The technique for minimally invasive repair of PE was introduced to the American Paediatric Surgery Association in 1997, and the first report describing the experience and results with 42 patients was reported by Donald Nuss in 1998 . The acceptance and popularity of this technique developed quickly among patients and surgeons mainly because of its less radical approach and excellent results. The principal advantage of the minimally invasive repair for pectus excavatum (MIRPE) technique was based on the fact that there was no need for an anterior chest wall incision, pectoralis muscle flap resection of rib cartilage or to perform sternal osteotomy. This resulted in a shorter operating time, minimal blood loss and early return to full activity. The long term cosmetic result was considered excellent with normal long term chest expansion, flexibility and elasticity. The apparent simplicity of the technique combined with the good results reported, probably led to early enthusiasm and widespread use of this operation among Paediatric surgeons.
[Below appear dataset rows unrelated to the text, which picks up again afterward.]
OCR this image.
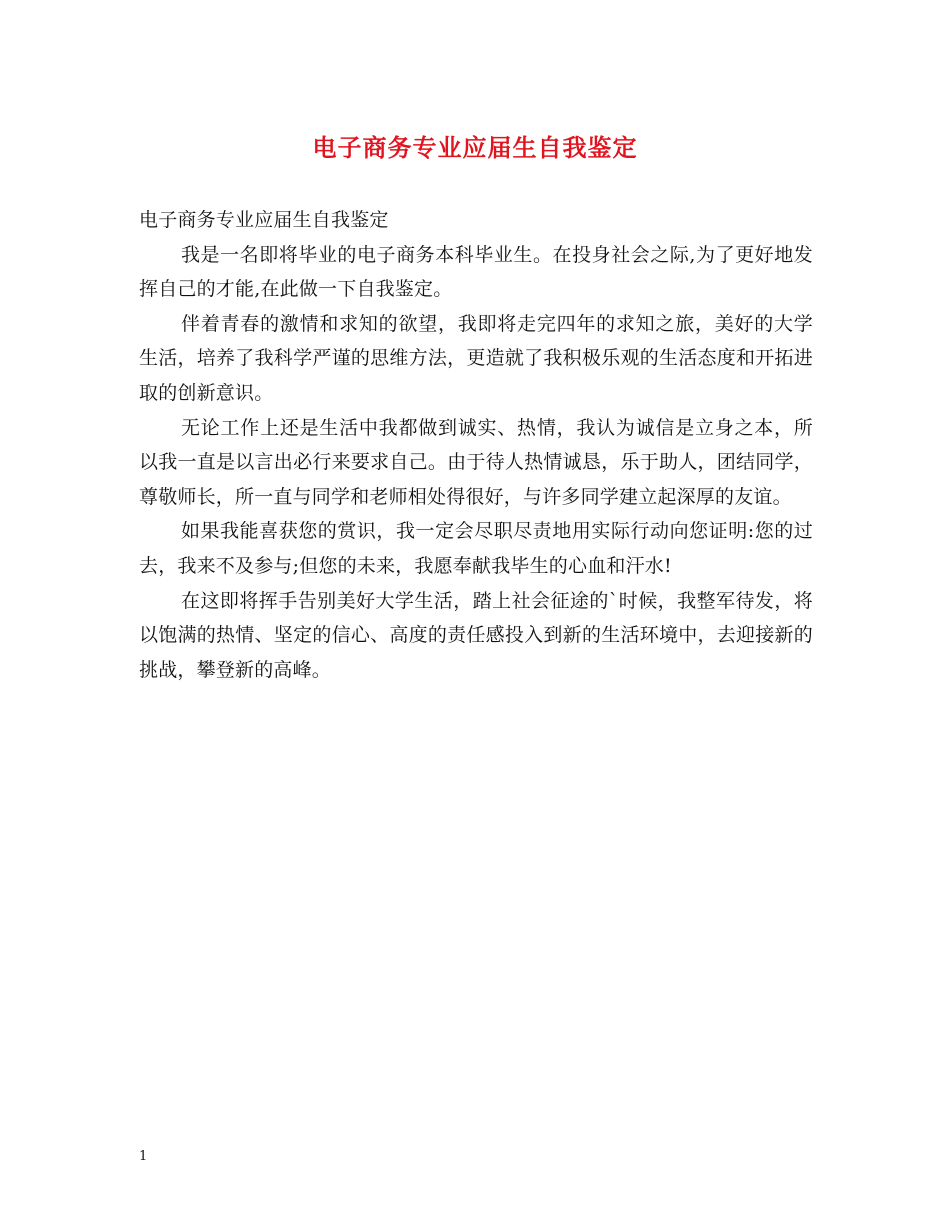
电子商务专业应届生自我鉴定

电子商务专业应届生自我鉴定

我是一名即将毕业的电子商务本科毕业生。在投身社会之际,为了更好地发挥自己的才能,在此做一下自我鉴定。

伴着青春的激情和求知的欲望，我即将走完四年的求知之旅，美好的大学生活，培养了我科学严谨的思维方法，更造就了我积极乐观的生活态度和开拓进取的创新意识。

无论工作上还是生活中我都做到诚实、热情，我认为诚信是立身之本，所以我一直是以言出必行来要求自己。由于待人热情诚恳，乐于助人，团结同学，尊敬师长，所一直与同学和老师相处得很好，与许多同学建立起深厚的友谊。

如果我能喜获您的赏识，我一定会尽职尽责地用实际行动向您证明:您的过去，我来不及参与;但您的未来，我愿奉献我毕生的心血和汗水!

在这即将挥手告别美好大学生活，踏上社会征途的`时候，我整军待发，将以饱满的热情、坚定的信心、高度的责任感投入到新的生活环境中，去迎接新的挑战，攀登新的高峰。

1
The common complications observed in literature include displacement of the stainless steel bar, postoperative pneumothorax and postoperative infection . Other less common complications included thoracic outlet syndrome, cardiac injury and anterior thoracic artery pseudoaneurysm. Though our follow-up is small (14 and 12 months) respectively, we have had no complications till now.
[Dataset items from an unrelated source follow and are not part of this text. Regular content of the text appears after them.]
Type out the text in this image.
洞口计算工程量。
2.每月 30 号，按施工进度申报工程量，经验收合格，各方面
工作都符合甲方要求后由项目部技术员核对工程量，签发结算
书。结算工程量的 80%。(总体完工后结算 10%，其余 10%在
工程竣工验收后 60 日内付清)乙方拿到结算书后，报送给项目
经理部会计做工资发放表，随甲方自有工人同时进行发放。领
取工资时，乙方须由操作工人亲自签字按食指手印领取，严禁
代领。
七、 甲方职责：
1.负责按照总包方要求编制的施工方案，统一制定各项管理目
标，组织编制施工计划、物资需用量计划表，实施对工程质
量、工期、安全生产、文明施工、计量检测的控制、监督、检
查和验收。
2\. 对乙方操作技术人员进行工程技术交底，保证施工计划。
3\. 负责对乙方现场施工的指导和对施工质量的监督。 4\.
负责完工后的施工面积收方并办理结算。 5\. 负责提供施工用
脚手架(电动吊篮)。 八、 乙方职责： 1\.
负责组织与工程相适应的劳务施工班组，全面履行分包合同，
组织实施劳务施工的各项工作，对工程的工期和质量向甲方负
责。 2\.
Most surgeons performing MIRPE consider their results and patient satisfaction excellent or good. The overall incidence of complications and problems with this new technique is reportedly high (21%). It is believed that this may be related to the learning curve associated with a new operation. To improve results, strict adherence to technique, careful patient selection, use of lateral stabilizing bars, and use of thoracoscopy are all considered essential.
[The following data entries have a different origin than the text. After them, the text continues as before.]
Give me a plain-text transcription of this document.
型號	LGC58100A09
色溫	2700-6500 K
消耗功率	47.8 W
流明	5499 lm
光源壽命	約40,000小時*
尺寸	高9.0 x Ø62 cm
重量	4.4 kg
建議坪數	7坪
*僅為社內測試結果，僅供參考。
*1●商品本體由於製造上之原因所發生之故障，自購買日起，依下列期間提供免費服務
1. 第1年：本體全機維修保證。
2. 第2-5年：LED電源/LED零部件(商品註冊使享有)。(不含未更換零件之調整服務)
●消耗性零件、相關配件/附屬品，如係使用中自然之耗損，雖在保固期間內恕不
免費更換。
The minimally invasive repair for PE is soon emerging as a suitable alternative to the hitherto standard Ravitch procedure. Ours is a small study with a limited follow up. We feel that results of MIRPE would be suboptimal in asymmetrical defects due to difficulty in contouring of the stainless steel bar to the sternal curvature. Notwithstanding the above, this minimally invasive technique for correction of PE has produced encouraging results.